Gonçalo Rocha Abecasis (born 1976) is a Portuguese American biomedical researcher at the University of Michigan, serves as Vice President & Chief Genomics and Data Science Officer at the Regeneron Genetics Center, and was chair of the Department of Biostatistics in the School of Public Health. He leads a group at the Center for Statistical Genetics in the Department of Biostatistics, where he is also the Felix E. Moore Collegiate Professor of Biostatistics and director of the Michigan Genomic Initiative. His group develops statistical tools to analyze the genetics of human disease.

==Education and early life==
Abecasis is the oldest of 12 children in his family, born in Moura to José Manuel and Maria Teresa. He grew up in Portugal and Macau (then Portuguese Macau). After learning computer programming in a high school club, he received a Bachelor of Science degree in Genetics from the University of Leeds in 1997, working with Marie-Anne Shaw, and a D. Phil in human genetics from the University of Oxford in 2001, working with William Cookson and Lon Cardon.

==Research==
Abecasis works on statistical and computational approaches to human genetic disease, including psoriasis and cardiovascular diseases.

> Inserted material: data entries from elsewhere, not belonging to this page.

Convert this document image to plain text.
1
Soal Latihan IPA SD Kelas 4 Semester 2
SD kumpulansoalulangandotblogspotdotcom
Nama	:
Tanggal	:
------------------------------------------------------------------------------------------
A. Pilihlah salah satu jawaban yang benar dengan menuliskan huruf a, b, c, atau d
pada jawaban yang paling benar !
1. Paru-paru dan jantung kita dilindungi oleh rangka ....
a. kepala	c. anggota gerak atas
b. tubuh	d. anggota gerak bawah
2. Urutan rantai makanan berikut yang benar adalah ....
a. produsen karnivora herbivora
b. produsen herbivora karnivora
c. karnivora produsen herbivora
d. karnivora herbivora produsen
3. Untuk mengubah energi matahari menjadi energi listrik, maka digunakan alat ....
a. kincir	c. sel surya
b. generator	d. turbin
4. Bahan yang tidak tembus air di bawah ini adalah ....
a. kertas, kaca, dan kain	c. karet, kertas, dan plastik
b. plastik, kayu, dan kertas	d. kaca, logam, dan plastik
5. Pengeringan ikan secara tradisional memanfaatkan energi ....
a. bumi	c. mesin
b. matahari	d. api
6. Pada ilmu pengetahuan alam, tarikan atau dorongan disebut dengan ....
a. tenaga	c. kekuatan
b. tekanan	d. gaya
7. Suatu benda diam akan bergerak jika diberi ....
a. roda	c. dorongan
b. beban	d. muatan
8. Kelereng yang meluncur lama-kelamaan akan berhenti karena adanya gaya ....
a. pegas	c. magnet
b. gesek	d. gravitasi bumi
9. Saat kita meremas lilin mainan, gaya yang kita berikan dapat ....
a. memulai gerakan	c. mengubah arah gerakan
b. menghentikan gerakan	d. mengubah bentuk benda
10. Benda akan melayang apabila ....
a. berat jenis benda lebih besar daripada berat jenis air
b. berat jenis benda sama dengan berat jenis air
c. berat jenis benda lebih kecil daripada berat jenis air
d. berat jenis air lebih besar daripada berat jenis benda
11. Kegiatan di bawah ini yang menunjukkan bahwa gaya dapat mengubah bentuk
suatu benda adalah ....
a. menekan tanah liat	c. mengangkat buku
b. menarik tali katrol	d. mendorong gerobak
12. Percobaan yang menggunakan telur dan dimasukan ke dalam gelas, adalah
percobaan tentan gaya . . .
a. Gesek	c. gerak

His group develops tools to analyze and visualize biomedical data, often using C++. He first applied his programming knowledge during his Ph.D. studies to develop tools to analyze the data on asthma susceptibility that his project was generating. He continued as a biostatistician when he moved to Michigan in 2001, where he was recruited and mentored by Michael Boehnke. He is a proponent of data sharing. His work has included the 1000 Genomes Project and a collaboration with Oxford researchers.

==Awards and honours==
Abecasis won an Excellence in Research Award from the University of Michigan School of Public Health in 2008, and he became a professor at the University of Michigan in 2009. He won the 2013 Overton Prize from the International Society for Computational Biology, giving a keynote speech at the ISMB, and was named a Pew Scholar by the Pew Charitable Trusts in 2005. His work was cited in 2010 by US Vice-President Joe Biden in a speech on the importance of biomedical research regarding the Recovery Act Innovation Report.

His published work is influential - as of 2018, he had an h-index of 145 and 144,018 citations. Thomson Reuters noted that he had 10 'hot papers' (in the top 0.1% by citations) in 2009. He was also noted for his 'hot papers' in 2011 and 2012.

In October 2014, he was awarded the Curt Stern Award in Human Genetics by the American Society of Human Genetics (jointly with Mark J. Daly).

He was elected to the Institute of Medicine in October 2014.

==Personal life==
Goncalo is married to University of Michigan scientist Cristen Willer. They have five children.